As I explained in yesterday’s article, I was unhappy about not connecting to Amazon AWS IoT cloud for my presentation at Electronica 2016. In the last post I showed you how to build an Amazon AWS IoT MQTT Client in the WICED WiFi SDK that can Publish to the Amazon Message Broker. Now I need to build a WICED App that can Subscribe to the ROBOT_POSITION topic and receive messages from the MQTT broker. This series of articles is broken up like this:
- Amazon IoT & MQTT (Part 1)
- Modify & Test the WICED Publisher App (Part 1)
- Modify & Test the WICED Subscriber App (Part 2)
- Modify the Application to talk I2C to the PSoCs (Part 3)
Modify the WICED Subscriber App
As with the previous article, start by copying the App from the apps–>demo–>aws_iot–>pub_sub–>subscriber into your directory. In my case that will be apps–>emb2017–>subscriber. Then update the application “Name:” and “VALID_PLATFORMS” in the Makefile.
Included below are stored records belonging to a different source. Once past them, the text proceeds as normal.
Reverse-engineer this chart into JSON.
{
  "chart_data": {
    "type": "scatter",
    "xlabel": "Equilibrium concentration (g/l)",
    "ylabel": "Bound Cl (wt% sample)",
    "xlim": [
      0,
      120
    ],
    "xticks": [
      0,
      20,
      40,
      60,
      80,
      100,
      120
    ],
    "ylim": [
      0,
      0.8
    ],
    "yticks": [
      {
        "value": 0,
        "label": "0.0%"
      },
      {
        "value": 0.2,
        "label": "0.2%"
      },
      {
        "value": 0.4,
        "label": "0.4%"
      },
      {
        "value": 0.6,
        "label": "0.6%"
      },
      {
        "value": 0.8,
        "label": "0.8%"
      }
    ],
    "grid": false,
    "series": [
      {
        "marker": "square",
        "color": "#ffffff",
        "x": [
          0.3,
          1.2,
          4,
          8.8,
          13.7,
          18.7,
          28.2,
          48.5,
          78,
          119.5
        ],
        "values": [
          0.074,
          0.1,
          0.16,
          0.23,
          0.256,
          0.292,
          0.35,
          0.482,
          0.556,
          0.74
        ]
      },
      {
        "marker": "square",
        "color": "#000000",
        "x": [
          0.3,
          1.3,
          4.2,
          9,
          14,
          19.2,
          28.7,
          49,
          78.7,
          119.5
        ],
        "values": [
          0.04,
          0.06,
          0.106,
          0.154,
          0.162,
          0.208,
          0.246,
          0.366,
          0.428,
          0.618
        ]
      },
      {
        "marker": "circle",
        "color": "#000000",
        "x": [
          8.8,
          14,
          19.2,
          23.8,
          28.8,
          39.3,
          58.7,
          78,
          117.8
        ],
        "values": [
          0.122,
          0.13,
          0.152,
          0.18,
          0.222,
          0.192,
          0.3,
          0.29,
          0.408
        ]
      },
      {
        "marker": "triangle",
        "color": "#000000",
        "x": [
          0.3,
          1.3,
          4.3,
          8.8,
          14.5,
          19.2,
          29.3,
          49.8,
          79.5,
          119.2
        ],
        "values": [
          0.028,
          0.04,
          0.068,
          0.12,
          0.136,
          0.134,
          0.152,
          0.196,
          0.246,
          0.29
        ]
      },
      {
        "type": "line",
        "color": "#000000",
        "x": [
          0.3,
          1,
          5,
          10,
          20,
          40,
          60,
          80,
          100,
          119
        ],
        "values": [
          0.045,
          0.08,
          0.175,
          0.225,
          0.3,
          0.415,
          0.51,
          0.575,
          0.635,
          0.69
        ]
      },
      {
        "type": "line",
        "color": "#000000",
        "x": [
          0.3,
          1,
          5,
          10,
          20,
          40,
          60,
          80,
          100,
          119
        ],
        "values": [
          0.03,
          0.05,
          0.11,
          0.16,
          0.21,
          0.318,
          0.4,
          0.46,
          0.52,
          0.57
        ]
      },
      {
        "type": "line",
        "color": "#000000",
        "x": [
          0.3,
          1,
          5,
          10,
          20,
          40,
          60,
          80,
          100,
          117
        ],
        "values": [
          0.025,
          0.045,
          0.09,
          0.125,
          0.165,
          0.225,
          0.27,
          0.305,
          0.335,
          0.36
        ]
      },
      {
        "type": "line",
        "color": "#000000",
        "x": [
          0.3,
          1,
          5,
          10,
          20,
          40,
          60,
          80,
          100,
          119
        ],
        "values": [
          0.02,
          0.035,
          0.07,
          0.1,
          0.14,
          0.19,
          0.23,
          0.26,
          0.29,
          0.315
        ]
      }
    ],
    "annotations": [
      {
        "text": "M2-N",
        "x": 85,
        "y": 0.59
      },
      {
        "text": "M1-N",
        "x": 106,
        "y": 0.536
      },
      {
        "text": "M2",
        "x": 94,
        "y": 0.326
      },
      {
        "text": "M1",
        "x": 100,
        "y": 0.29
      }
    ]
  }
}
Remember that the App name must be unique.
Then modify the DCT to have your networking information. Don’t forget that the DCT is the device configuration table for WICED WiFi and is used to store the mostly static information (like network, passwords etc).
The next step is to make a few modifications to the actual firmware. Specifically,
- (line 60) Change the MQTT Broker IP address to the one assigned by Amazon
- (line 61) Change the TOPIC to “ROBOT_POSITION”
- (line 103) Print the message to the console
In the last article I copied the Transport Layer Security (TLS) keys from Amazon into the resources–>apps–>aws_iot directory. For this application I will use exactly the same keys. Then, create a new make target for the App and program the board.
Test the WICED WiFi Subscriber App
To test the application I will, once again, use the Amazon AWS IoT web MQTT Client to send messages to my board. In the screen shot below you can see the console window of the 943907AEVAL1F board. After programming it:
- starts up
- gets WICED and ThreadX going
- connects to my network (WW101WPA, gets a DHCP address: 198.51.100.16)
- Find the IP address of the MQTT broker (126.96.36.199)
- Opens an MQTT connection to Amazon.
When I publish the message “20304050” using the MQTT Client to the “ROBOT_POSITION” topic, you can see that it comes out on the console of the WICED WiFi development kit.
That proves that we have end-to-end communication. In the last article, I will fix up the Publisher and Subscriber application to read and write the I2C connection so that it can actually do the Robot ARM control.